Can’t find an answer to this one anywhere, hoping someone can help me here.
I’m using RegEx pattern input on the Match Text component to parse some string values based on a list of possible keys. In this case I am checking my input text against symbols/abbreviations of units of measure (imperial/metric)
Input examples:
1’-3.75"
1’ 3 3/4"
10m 3.5mm (I know I know, this can just be 10.035m, please bear with me)
Pattern to check against:
’
"
ft
in
m
cm
mm
feet
inches
meters
centimeters
millimeters
It works great for most of the strings I have tested. Example, if I have a value like 1’ 3" the symbols are distinct so it’s an easy true/false match.
However, when I try to match a value like 1’ 3m (1 foot, 3 meters) it returns too many options because the match text component returns m, cm, meters, centimeters and any other value description that contains the letter m.
Is there a RegEx syntax or another method that will return only the closest match? for example m should return m only, not cm even though cm contains m and centimeters should not return meters even though it contains the word meters.

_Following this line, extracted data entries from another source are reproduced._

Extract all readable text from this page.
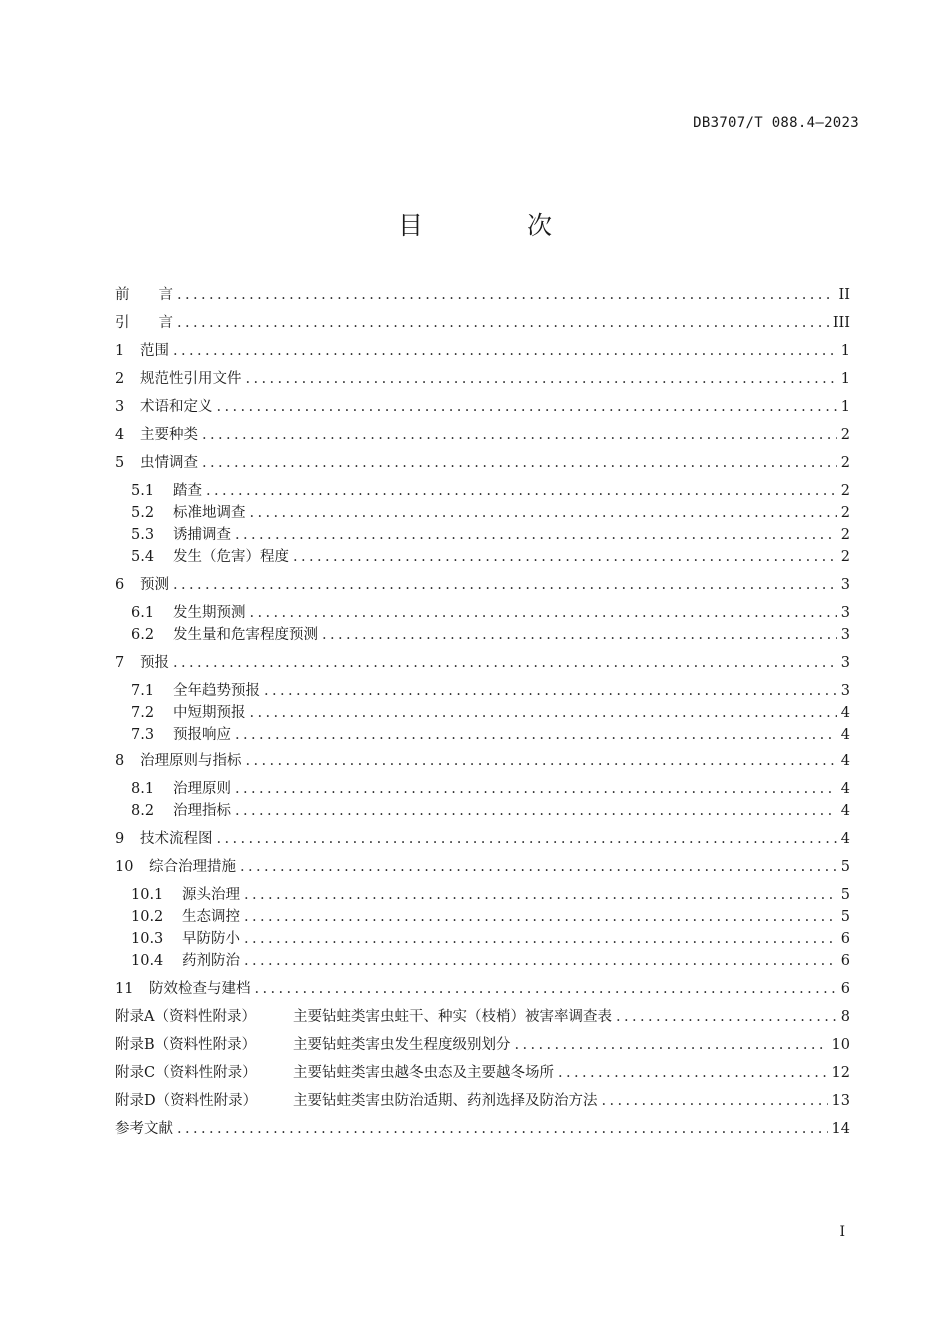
DB3707/T 088.4—2023
目 次
前　　言 .....	II
引　　言 .....	III
1	范围 .....	1
2	规范性引用文件 .....	1
3	术语和定义 .....	1
4	主要种类 .....	2
5	虫情调查 .....	2
5.1	踏查 .....	2
5.2	标准地调查 .....	2
5.3	诱捕调查 .....	2
5.4	发生（危害）程度 .....	2
6	预测 .....	3
6.1	发生期预测 .....	3
6.2	发生量和危害程度预测 .....	3
7	预报 .....	3
7.1	全年趋势预报 .....	3
7.2	中短期预报 .....	4
7.3	预报响应 .....	4
8	治理原则与指标 .....	4
8.1	治理原则 .....	4
8.2	治理指标 .....	4
9	技术流程图 .....	4
10	综合治理措施 .....	5
10.1	源头治理 .....	5
10.2	生态调控 .....	5
10.3	早防防小 .....	6
10.4	药剂防治 .....	6
11	防效检查与建档 .....	6
附录A（资料性附录）	主要钻蛀类害虫蛀干、种实（枝梢）被害率调查表 .....	8
附录B（资料性附录）	主要钻蛀类害虫发生程度级别划分 .....	10
附录C（资料性附录）	主要钻蛀类害虫越冬虫态及主要越冬场所 .....	12
附录D（资料性附录）	主要钻蛀类害虫防治适期、药剂选择及防治方法 .....	13
参考文献 .....	14
I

Thanks @magicteddy I’m going to give this a go. Actually I’m not too concerned about the order of mm/m because I can use a Sort List component and compare index values of where those fall in the original list so that they get organized correctly if that makes sense.
You need to delimit your pattern values as words. You can do this by preceding and following each of them with sets of values including space, digits 0 to 9 and maybe the minus sign. You then also need to append a space to the end of the input string to ensure you have a final delimiter.
Yes, in Regex if you have a position where a choice of values is acceptable you put the alternatives between square brackets. 0-9 is shorthand for any digit in the range from 0 to 9. The space means a space is acceptable and the final - represents a minus sign (as opposed to a range) by dint of being at the very beginning or end of the list.
To demonstrate the power of Regex, here’s a variant which groups the synonymous patterns and outputs a preferred term regardless of which synonym is found. In this case that’s the short alpha form (ft, cm etc).
You can extend this by adding synonyms separated by vertical bars (these being the regex for alternatives). The first synonym on each row will be the preferred term. The sets of patterns have brackets added and word delimiters, this time using a lookahead and a lookbehind syntax (which makes the intent clearer to a regex practitioner).
Incredible! This makes it even better to work with the initial data and since I’ll be calling functions downstream that will handle unit conversion it’s great to reduce the output to the abbreviated list.
I created some logic as a next step to this that will infill missing unit values.
In example if a string is 15’ 3 it assumes the 3 is the next value “down” and parses it as inches. If a string reads 15 3mm it assumes the 15 is cm. I guess if you were intending meters that could be odd but I figure that’s maybe the users fault and they should update the string to be 15m 3mm if that’s what they want or 15.003m.
I’ll share the updated script when I finalize the next part of it.
I really appreciate your help and everyone else’s. This has been really informative.